I can hardly believe when I sign on to my blog to post these days how much time passes between them. Was it really January 27 when I last sat down here to write about telling our stories to each other? So much has happened in my story since then, and I can't believe I haven't told you.
For one, I had my latest blood test this week to track my cancer tumor marker, and everything was normal again. I am so thankful to Jesus for this continued good news. I try very hard not to take this news for granted, knowing full well that many people did not receive good news that same day. In fact, just minutes after the nurse called to tell me my results, I got into the car with a friend to attend a funeral of a man my age who died of brain cancer.
Another good part of my story that I haven't yet shared is that I am going on a vacation this week -- a much needed vacation, to Texas to visit my friends, Jon, Shelly, and Tanner Bergeron.

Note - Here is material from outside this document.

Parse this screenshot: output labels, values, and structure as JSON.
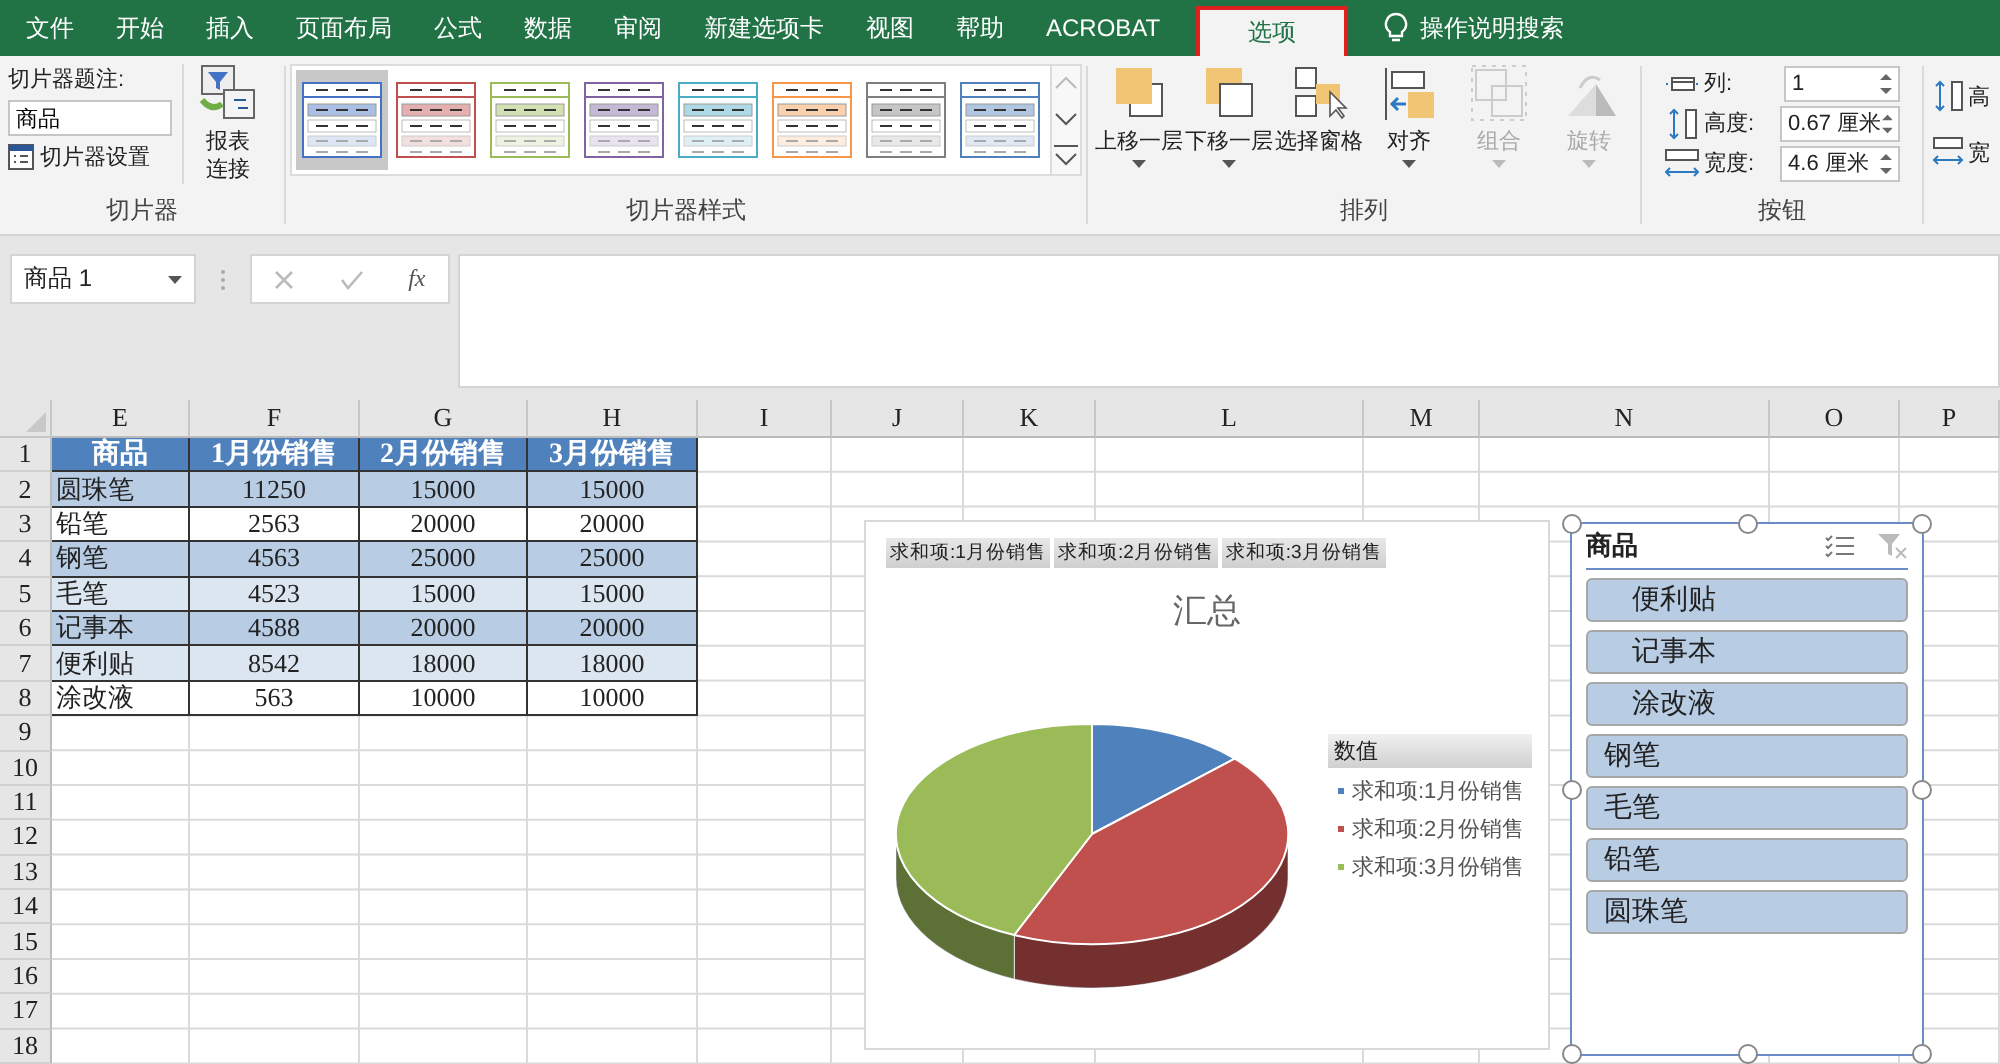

Although the busyness of life makes carving out the time to sit here and type these posts a little challenging -- you all know how these things go, a bigger issue I have been wrestling with lately is technology overload. Having a blog, a website, two email accounts, and a Facebook page often leave me with something akin to media guilt. Some days, I feel like I'm on the computer too much, yet I still don't post blogs, update my status, or change my web content often enough. And I haven't even mentioned my cell phone or Ipod!
There are so many good things that happen as a result of all of this technology. I have received so much encouragement through your feedback on this blog; I've reconnected with many old friends and classmates through Facebook; and I don't know how I would ever arrange dinner plans or rides to the airport without email anymore. But to be honest, I'd rather meet you for tea and tell you about my life than deliver the message electronically.
Also, I don't want to fool myself with all of this techonology. Is it really reasonable to expect that I can keep up on the lives of 209 friends on Facebook? (Not to mention all of the other friends I have who don't even know what Facebook is.) Is all of life really so black and white that I can describe it in a one sentence status, or even a seven paragraph blog post? Do I really believe that a public forum is the best place to process my most intimate struggles?
Of course the answer is "no" to all of these questions. And I'm not REALLY planning to give up any of these technologies anytime soon. (I'm practically addicted to Facebook Scrabble, afterall).
Really, the point here is that I had this good news about my blood test and my vacation, and I didn't want my computer screen to be the first to know. I wanted YOU to.
Technology is important, but YOU are more important to me.